My wife told me my Santa stance can sound self-righteous, and I really want to avoid that. But I have a problem with the Santa thing, and for that reason, we wont give presents from Santa, or set out cookies, etc. I admit, as a 7 year old kid I couldn't sleep Christmas Eve hoping to catch a glimpse of Rudolph and I'm not too messed up, but I just can't do it to my kids.

My buddy Matt posted his 2 cents on his blog and I'm feel the same way. It just feels like lying to me. I know it's about the magic of Christmas, but I wonder if all our Santa effort really does take away from the real meaning: God's love for the world through Jesus' birth. I was saddened while watching a documentary that talked about how commercialized Christmas has become that it practically squeezes out focus on Jesus.

I remember reading about a woman who's own personal faith in Jesus Christ was shattered when she discovered the truth about Santa. She remembers stumbling upon evidence that her parents were actually wrapping presents and writing out tags. (How many times has that happened right? Come on parents, get a clue.) This made her wonder about God and her belief in the "story" of Jesus. Had her parents just finagled some lie about the Messiah, too, just so she would be "good?" It caused her to walk away from Santa and her belief in Jesus. She wondered if Sunday School teachings were the equivalent of cookies and milk left out every Christmas eve.
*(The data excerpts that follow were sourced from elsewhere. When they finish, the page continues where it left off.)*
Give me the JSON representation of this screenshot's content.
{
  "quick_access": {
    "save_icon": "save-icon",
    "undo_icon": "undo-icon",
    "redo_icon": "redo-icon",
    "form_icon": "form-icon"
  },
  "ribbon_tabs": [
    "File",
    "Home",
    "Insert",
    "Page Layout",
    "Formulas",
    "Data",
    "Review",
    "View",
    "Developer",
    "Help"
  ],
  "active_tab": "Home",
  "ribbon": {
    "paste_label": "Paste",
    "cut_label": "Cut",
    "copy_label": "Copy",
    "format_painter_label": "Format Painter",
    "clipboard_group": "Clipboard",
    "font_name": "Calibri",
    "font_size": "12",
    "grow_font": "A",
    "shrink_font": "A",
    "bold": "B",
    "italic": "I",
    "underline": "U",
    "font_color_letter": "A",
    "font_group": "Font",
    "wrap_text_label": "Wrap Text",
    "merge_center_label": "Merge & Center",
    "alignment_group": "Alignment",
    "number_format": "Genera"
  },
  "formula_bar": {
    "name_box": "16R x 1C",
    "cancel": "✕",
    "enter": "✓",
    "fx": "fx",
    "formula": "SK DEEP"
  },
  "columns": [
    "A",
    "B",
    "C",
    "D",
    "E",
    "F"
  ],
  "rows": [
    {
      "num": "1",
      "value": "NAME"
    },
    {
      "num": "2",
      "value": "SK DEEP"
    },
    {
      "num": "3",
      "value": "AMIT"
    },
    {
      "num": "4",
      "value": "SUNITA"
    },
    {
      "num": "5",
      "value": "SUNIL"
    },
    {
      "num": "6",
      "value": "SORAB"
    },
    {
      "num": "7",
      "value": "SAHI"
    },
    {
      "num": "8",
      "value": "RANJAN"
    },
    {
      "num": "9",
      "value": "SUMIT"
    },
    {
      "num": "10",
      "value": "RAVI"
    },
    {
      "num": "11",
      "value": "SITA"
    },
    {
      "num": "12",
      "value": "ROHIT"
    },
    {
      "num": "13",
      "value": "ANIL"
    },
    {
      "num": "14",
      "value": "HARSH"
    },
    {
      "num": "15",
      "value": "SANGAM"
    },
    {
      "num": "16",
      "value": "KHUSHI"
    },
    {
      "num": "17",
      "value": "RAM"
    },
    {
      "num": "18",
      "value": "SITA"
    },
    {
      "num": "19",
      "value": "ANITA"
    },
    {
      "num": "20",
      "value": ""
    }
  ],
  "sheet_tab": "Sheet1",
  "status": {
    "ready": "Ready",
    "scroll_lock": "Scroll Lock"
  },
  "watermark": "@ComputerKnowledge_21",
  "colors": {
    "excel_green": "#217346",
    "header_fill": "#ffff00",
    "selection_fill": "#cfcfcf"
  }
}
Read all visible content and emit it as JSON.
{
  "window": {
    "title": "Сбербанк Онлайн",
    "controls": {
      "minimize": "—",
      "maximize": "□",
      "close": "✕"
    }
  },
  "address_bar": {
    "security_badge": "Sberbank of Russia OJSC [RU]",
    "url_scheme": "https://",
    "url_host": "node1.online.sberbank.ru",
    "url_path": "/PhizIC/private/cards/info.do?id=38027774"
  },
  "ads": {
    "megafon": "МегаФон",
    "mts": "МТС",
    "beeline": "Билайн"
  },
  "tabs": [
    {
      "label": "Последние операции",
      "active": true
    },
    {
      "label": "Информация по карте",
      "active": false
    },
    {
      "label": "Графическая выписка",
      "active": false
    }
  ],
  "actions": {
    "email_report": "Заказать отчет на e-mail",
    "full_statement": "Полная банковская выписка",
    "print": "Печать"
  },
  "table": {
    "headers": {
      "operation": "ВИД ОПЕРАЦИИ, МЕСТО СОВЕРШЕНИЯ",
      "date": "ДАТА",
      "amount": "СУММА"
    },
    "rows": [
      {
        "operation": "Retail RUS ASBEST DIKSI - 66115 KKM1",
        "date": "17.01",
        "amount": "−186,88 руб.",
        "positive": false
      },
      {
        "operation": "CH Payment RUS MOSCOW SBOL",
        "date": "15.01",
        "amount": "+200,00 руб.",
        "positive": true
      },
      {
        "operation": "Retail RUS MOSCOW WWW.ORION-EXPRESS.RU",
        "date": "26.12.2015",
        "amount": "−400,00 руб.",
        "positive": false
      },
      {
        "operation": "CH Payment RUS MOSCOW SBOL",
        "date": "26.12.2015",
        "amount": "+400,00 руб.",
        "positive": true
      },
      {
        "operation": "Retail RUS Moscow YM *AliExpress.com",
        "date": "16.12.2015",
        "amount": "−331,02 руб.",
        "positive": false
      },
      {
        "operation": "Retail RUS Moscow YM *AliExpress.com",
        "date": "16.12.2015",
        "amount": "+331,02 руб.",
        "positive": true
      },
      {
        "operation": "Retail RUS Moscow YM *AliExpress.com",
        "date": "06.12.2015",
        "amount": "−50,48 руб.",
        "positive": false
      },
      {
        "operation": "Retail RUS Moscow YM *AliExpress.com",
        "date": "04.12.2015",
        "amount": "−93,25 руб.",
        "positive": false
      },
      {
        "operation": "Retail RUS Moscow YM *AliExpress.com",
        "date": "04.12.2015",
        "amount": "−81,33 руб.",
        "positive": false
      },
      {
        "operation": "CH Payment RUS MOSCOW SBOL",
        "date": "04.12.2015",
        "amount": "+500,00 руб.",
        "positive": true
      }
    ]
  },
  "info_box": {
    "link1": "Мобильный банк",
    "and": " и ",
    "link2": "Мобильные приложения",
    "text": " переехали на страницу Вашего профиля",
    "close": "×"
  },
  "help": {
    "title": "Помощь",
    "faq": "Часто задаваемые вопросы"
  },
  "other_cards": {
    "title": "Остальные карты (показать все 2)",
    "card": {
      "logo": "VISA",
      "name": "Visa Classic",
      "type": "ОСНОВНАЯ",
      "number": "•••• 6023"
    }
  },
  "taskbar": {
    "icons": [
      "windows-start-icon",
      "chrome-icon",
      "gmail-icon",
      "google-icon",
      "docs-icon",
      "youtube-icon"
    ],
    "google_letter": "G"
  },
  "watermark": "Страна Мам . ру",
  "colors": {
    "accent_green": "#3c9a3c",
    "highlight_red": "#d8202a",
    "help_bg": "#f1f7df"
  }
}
She had huge trust issues with her parents. Eventually later in her life she reconciled that Santa was a fairy tale and Jesus was the truth, but it didn't' come without heartache and difficult confrontations with her self and her parents. How could something so innocent as Santa damage a person like that. I believe it was about truth/trust which is a foundation to all relationships. Her story caused me to form a very strong conviction. Like Matt said, I want to tell the truth to my kids so that they trust me. I want to handle Santa the same as I would the story of Cinderella or any other fairy tale. This doesn't mean I''ll ostracize any parent who doesn't:) So, ok, to lighten this up a bit-have you seen Macy's ads? Trump, Jessica Simpson, Tommy Hilfigger..are you serious?

Too self-righteous? I hope not. Now, the bridge we'll have to cross some time in the future (your suggestions are welcome)is how to protect our kids from spoiling others hopes and dreams for ole' Saint Nick to drop by their pad every 12/24. Till, then, Merry Christmas. May we savor and enjoy time with family and the thoughts of how much God loves us that he sent his only son.


jbd said...

We agree 100% with you!
We don't want our kids to think that strange people (santa, tooth fairy, Easter Bunny...) come in to our house while we are sleeping.
We will teach them that Christmas is about Jesus' birth and giving as he gave to us. We will teach them about traditions that come with holidays.

David Nyquist said...

Let's redeem the image of St. Nick. I don't think he'd be pleased with what has become of his legacy. After all, St. Nicholas was a worker of miracles and healing! Let's hear it for the REAL Santa Clause.